The rest of Minnesota’s cagers are probably becoming better basketball players this summer, adding muscle, stamina and skills for big-time college basketball. But one wonders how helpful it really is when some of their teammates are being lost in June and July for a schedule that starts in, uh, let me check the calendar here … November.

Two summers ago, the NCAA expanded the summer window for Division I basketball players to practice and/or work out with program staff to eight weeks of required activities starting July 20 and running through at least Sept. 15. That staff-run access is capped at eight hours a week, but it’s still four two-hour practices a week — and follows a window for voluntary workouts that begins June 1. And in this context, it’s hard to think of voluntary as anything but a misnomer.

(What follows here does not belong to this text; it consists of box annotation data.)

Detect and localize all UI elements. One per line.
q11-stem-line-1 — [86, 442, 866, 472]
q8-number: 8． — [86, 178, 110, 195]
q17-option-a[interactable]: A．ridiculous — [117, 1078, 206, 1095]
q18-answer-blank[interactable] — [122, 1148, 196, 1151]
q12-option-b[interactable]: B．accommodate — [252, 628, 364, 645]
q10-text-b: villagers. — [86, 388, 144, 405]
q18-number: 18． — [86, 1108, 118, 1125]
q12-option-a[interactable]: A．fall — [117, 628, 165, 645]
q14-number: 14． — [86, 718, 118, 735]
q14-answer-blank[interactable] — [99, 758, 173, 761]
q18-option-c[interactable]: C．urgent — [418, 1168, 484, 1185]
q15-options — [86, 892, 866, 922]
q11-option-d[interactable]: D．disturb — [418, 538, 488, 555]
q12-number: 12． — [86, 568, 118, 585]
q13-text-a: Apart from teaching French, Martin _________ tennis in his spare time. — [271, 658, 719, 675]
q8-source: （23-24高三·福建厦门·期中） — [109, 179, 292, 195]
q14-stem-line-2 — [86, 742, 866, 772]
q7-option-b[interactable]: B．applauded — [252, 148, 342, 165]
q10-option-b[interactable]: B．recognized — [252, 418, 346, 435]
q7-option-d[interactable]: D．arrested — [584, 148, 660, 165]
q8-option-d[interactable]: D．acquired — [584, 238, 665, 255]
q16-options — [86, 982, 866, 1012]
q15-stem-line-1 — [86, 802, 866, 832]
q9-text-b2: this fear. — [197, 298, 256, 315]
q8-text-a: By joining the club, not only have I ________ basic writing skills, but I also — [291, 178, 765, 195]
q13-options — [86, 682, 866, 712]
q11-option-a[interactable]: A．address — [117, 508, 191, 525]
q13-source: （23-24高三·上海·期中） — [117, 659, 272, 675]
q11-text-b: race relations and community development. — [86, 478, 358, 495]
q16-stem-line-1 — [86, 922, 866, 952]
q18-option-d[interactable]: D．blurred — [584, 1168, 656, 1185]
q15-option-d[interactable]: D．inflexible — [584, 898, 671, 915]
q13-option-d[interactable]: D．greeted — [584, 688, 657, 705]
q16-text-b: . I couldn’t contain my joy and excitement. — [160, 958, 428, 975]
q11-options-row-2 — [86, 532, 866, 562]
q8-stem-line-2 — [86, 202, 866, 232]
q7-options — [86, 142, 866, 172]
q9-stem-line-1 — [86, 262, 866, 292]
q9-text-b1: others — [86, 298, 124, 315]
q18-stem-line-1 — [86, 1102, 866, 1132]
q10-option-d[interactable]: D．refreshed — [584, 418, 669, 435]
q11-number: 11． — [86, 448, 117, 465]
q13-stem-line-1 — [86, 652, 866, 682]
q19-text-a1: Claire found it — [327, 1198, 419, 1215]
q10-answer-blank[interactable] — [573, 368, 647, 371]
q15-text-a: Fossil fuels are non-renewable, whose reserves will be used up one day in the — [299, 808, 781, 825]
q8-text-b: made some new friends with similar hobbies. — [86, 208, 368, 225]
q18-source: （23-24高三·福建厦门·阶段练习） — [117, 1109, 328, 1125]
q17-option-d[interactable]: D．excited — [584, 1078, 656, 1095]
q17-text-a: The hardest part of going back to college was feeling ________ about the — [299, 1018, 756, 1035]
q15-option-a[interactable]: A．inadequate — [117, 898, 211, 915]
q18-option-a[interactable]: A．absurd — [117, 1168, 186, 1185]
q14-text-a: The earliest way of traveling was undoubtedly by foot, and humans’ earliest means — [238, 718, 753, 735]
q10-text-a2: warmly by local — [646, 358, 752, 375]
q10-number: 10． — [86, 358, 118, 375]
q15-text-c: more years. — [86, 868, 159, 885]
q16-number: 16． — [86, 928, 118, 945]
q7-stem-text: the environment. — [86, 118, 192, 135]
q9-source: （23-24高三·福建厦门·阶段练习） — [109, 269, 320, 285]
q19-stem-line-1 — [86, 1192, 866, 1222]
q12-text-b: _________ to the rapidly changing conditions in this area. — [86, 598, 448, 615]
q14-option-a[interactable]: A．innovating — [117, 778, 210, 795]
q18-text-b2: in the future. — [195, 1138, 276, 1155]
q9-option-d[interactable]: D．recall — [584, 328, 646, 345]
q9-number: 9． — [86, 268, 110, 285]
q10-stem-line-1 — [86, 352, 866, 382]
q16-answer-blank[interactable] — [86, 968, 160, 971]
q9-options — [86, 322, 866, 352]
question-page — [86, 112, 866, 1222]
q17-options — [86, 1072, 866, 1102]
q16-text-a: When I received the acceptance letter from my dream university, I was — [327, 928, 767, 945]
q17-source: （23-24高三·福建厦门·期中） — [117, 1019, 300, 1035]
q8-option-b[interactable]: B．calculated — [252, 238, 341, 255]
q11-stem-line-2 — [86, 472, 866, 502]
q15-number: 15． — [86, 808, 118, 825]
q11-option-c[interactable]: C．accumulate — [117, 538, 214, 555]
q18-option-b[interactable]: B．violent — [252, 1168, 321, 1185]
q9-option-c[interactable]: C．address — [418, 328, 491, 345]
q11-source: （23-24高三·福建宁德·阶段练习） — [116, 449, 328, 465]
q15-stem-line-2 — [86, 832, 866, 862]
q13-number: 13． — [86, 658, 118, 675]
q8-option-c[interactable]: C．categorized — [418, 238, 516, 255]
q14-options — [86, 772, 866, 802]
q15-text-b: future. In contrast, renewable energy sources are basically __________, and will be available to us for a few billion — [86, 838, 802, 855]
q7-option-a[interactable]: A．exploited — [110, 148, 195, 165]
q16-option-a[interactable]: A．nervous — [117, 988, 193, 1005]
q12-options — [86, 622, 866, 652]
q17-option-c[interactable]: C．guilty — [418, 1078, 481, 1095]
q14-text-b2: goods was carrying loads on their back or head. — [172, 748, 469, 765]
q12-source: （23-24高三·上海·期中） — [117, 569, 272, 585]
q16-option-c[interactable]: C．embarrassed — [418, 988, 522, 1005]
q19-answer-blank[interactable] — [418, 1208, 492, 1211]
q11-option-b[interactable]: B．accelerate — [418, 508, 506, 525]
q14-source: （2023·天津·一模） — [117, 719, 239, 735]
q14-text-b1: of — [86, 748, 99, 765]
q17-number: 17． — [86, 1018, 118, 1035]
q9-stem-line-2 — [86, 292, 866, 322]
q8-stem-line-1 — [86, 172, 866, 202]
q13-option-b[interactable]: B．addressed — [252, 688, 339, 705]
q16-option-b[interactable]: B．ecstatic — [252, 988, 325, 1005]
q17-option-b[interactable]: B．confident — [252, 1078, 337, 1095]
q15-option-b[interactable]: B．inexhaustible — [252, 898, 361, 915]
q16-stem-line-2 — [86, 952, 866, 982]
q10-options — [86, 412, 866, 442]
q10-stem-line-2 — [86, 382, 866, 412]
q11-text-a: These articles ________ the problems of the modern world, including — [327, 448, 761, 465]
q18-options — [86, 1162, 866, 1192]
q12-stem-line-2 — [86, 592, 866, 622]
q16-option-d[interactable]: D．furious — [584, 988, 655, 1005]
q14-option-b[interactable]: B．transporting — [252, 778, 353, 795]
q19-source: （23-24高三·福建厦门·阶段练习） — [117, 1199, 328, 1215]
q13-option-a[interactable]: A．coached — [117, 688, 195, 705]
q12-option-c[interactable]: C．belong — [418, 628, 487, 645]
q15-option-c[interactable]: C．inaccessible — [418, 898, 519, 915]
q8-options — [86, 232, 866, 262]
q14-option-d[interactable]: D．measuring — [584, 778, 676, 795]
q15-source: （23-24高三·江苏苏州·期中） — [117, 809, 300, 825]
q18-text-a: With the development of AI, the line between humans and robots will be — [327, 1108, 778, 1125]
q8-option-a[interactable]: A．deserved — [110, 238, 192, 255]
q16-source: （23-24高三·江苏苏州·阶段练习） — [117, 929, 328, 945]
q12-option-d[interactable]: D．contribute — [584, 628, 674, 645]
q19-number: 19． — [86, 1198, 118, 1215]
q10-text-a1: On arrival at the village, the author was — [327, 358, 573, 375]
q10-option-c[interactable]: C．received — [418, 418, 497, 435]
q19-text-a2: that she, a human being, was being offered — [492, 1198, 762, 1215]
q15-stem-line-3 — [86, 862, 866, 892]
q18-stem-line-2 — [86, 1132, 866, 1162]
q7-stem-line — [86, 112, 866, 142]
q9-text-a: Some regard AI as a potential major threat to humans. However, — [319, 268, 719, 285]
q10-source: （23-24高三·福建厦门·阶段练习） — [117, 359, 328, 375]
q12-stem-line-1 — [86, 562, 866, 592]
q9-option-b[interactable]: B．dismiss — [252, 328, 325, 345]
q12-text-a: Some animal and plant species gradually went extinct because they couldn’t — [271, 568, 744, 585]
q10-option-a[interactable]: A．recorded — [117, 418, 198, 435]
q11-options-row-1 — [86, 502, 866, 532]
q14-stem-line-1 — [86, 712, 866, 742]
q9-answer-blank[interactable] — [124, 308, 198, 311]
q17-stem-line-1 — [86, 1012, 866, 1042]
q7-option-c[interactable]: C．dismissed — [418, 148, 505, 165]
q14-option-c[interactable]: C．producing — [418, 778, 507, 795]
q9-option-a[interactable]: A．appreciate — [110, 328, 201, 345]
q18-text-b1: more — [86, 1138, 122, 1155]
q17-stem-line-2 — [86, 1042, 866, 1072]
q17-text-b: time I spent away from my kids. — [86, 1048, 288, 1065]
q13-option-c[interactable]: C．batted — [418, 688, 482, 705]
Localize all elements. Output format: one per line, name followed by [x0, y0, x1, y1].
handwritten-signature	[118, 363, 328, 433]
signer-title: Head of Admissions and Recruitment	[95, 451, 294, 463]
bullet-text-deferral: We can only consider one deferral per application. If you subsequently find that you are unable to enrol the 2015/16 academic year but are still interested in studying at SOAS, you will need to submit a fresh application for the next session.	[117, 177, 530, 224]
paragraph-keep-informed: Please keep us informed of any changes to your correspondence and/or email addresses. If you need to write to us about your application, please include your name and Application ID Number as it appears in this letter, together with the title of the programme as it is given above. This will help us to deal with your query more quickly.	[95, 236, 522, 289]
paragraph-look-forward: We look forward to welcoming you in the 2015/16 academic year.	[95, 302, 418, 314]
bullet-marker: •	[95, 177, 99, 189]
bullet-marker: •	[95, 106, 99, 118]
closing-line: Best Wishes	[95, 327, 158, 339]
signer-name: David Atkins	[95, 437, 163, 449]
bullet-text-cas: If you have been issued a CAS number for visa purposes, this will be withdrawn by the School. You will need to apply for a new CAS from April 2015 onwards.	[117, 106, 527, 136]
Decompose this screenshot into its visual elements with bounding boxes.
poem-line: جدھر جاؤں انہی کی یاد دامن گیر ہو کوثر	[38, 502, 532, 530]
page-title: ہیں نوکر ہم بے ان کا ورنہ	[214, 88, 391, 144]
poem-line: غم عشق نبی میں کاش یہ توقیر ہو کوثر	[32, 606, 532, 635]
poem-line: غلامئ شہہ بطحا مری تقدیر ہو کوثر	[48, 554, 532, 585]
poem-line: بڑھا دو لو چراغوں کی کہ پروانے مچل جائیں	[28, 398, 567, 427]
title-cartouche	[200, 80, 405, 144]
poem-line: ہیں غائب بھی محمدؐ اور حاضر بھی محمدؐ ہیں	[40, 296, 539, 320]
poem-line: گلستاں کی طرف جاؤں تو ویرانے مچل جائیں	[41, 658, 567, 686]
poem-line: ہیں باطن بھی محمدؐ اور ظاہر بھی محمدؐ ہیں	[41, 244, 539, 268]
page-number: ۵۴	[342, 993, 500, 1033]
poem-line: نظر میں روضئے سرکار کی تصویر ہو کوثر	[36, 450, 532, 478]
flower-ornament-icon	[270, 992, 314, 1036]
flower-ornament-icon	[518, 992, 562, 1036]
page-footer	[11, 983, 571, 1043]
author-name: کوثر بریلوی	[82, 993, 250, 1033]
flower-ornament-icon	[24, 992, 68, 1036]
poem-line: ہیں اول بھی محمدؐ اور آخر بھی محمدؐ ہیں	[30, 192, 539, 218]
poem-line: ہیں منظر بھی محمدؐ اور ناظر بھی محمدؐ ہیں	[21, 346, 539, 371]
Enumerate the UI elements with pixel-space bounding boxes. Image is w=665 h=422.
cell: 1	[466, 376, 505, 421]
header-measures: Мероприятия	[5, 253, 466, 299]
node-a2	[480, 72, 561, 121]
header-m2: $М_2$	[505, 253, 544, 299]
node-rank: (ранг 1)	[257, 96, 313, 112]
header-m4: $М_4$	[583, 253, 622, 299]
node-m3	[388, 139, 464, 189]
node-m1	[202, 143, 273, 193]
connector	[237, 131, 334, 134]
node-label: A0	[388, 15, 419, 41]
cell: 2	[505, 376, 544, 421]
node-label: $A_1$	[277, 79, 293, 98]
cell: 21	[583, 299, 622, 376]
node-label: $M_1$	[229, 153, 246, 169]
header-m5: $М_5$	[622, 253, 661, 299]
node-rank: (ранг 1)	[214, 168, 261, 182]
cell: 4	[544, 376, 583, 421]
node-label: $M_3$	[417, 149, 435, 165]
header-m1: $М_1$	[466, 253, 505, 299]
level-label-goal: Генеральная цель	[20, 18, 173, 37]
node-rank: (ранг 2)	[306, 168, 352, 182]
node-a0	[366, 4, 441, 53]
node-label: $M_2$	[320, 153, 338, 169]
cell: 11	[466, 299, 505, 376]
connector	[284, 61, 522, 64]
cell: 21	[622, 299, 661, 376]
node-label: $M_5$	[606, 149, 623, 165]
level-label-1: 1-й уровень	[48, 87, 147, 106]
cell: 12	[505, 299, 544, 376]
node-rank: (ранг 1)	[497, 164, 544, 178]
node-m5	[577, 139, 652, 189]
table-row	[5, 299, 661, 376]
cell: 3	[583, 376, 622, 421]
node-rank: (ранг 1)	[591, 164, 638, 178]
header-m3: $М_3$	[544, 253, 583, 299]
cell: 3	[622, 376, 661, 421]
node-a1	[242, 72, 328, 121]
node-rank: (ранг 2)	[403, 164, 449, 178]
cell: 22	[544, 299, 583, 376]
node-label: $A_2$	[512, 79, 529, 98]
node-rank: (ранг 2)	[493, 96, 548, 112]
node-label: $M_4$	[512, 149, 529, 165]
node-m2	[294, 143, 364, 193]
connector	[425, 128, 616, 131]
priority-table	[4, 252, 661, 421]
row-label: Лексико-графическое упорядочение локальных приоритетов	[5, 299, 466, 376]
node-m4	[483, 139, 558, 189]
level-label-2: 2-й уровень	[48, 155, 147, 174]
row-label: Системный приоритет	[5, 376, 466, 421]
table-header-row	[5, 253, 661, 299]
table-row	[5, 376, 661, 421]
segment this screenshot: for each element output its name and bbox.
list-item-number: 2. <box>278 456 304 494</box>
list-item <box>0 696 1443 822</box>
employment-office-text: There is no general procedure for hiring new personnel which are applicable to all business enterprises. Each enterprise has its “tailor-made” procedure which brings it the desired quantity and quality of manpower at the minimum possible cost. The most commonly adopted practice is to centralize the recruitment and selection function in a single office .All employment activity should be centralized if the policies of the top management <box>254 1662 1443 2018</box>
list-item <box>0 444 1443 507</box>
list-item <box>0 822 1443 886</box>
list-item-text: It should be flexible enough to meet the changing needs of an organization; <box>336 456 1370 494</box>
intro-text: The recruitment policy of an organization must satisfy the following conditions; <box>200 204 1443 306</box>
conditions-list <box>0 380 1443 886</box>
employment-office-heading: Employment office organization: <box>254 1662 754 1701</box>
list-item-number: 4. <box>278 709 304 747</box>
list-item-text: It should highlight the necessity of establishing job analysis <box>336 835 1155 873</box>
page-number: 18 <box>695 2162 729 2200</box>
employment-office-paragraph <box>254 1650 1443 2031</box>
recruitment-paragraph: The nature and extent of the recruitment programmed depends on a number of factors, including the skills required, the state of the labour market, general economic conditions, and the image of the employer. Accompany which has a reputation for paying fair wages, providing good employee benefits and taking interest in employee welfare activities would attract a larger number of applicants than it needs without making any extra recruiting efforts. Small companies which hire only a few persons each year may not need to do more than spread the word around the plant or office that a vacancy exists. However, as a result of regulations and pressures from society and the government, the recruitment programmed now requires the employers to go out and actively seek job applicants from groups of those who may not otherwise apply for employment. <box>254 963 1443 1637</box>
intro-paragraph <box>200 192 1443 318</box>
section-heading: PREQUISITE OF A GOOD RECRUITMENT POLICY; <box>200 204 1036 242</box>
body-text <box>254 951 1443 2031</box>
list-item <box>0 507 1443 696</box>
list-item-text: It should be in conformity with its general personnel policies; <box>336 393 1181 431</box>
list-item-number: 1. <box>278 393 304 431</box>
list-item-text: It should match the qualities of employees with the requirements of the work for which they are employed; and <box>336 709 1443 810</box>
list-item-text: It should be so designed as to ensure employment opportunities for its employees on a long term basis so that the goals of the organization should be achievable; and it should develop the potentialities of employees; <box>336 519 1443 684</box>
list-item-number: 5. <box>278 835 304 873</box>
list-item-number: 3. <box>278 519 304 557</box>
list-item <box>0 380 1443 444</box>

Now that NCAA student-athletes are paid a stipend and finally allowed to share the profits of the billion dollar industry they drive, it’s easier to accept the fact that being a big-time college athlete is a full time job. And maybe the students like playing basketball virtually all year round. I probably would, especially if there were a 24-hour kitchen available for refueling. And maybe the consistent time with coaches and staff really does make them better players, a desirable situation for athletes who aspire to spending at least some time making real money for playing basketball.

Maybe this is counter-productive. Perhaps a breather is in order.

There is something to be said for an offseason, too, and not just a year off because you’re recovering from surgery.